Agora o drone Guardian com Starlink depende menos da infraestrutura em terra
A empresa norte-americana BRINC anunciou o novo drone Guardian, cuja principal novidade é um recetor Starlink integrado. Com a ligação via satélite, o equipamento fica menos dependente de redes e estruturas terrestres e consegue operar mais longe do operador.
Segundo a fabricante, o Guardian pode atuar a uma distância de até cerca de 13 km do operador. A BRINC ressalta que, com isso, o alcance passa a ser limitado sobretudo pela carga da bateria, e não pela perda do sinal de controlo.
Um dos destaques do modelo é o sistema de substituição automática da bateria. Na prática, isso ajuda o drone a voltar ao serviço mais rapidamente, sem precisar ficar parado para uma recarga completa, que normalmente leva cerca de 25 minutos.
O Guardian também foi projetado para receber diferentes cargas úteis. Dependendo da missão, ele pode transportar desfibriladores, equipamentos de resgate aquático e outros itens destinados a serviços públicos e equipas de salvamento.
No conjunto de sensores, o drone traz uma câmara integrada com gravação em 4K e zoom de até 640x. De acordo com a BRINC, esse conjunto permite localizar pessoas a partir de uma altitude superior a 300 metros. Para operações noturnas, há o holofote SkyBeam com brilho de 1000 lúmens.
A BRINC afirma que o Guardian não é indicado apenas para ações de resgate e atendimentos médicos, mas também para uso policial. A configuração inclui duas câmaras HD com termovisor e zoom, um telemetro a laser, além de um altifalante e uma sirene que, segundo a empresa, é três vezes mais alta do que a sirene de um carro de polícia.

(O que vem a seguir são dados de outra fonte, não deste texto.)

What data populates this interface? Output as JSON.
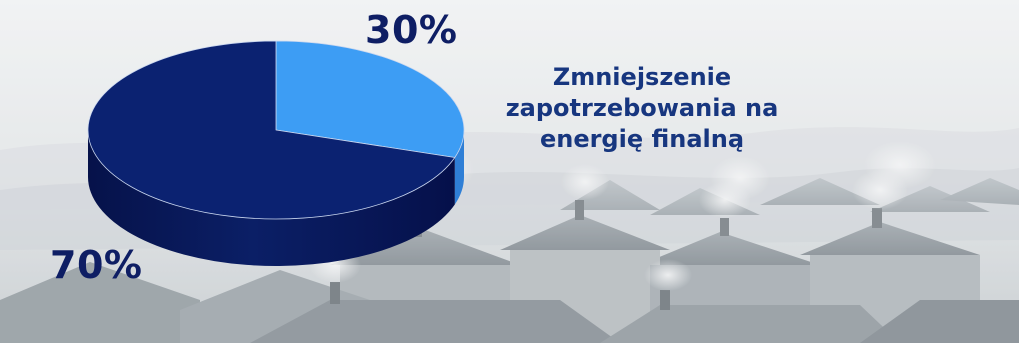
{
  "chart_data": {
    "type": "pie",
    "title": "Zmniejszenie zapotrzebowania na energię finalną",
    "slices": [
      {
        "label": "30%",
        "value": 30,
        "color": "#3d9df4"
      },
      {
        "label": "70%",
        "value": 70,
        "color": "#0b2271"
      }
    ],
    "style": "3d",
    "legend": "none"
  },
  "colors": {
    "label_text": "#0e1e64",
    "caption_text": "#17367f",
    "slice_small": "#3d9df4",
    "slice_large": "#0b2271",
    "side_shade": "#071652"
  }
}
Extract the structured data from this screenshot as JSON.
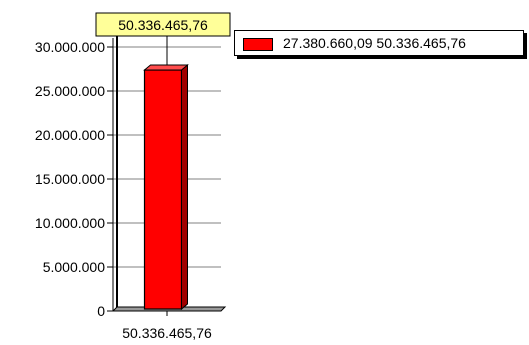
{
  "chart_data": {
    "type": "bar",
    "categories": [
      "50.336.465,76"
    ],
    "series": [
      {
        "name": "27.380.660,09 50.336.465,76",
        "values": [
          27380660.09
        ],
        "color": "#ff0000"
      }
    ],
    "y_ticks": [
      "0",
      "5.000.000",
      "10.000.000",
      "15.000.000",
      "20.000.000",
      "25.000.000",
      "30.000.000"
    ],
    "ylim": [
      0,
      30000000
    ],
    "callout": {
      "label": "50.336.465,76",
      "value": 50336465.76,
      "color": "#ffff99"
    },
    "grid": true,
    "legend_position": "top-right"
  }
}
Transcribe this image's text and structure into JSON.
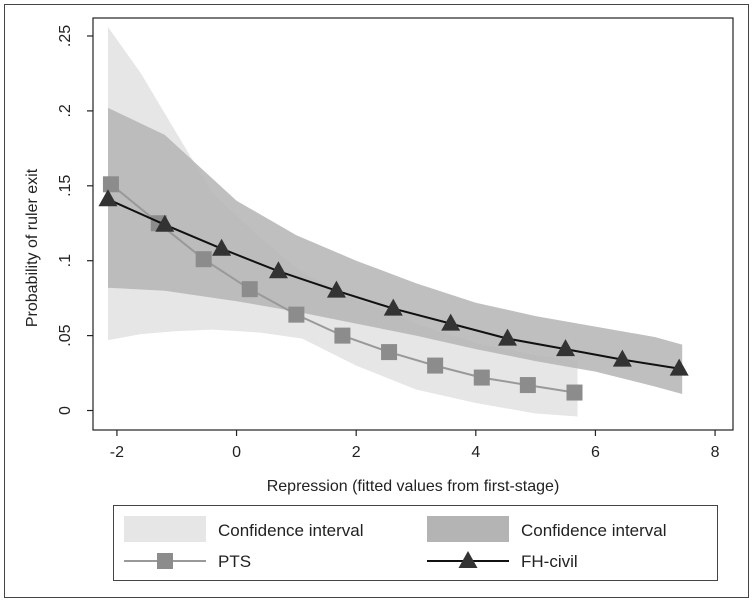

A empresa acrescenta que, isoladamente, nenhuma dessas tecnologias é inédita; a diferença é que o Guardian reúne tudo num drone compacto, pensado especificamente para serviços civis. Para a BRINC, essa combinação oferece às equipas de emergência recursos que antes, em grande parte, estavam disponíveis apenas com o uso de helicópteros caros.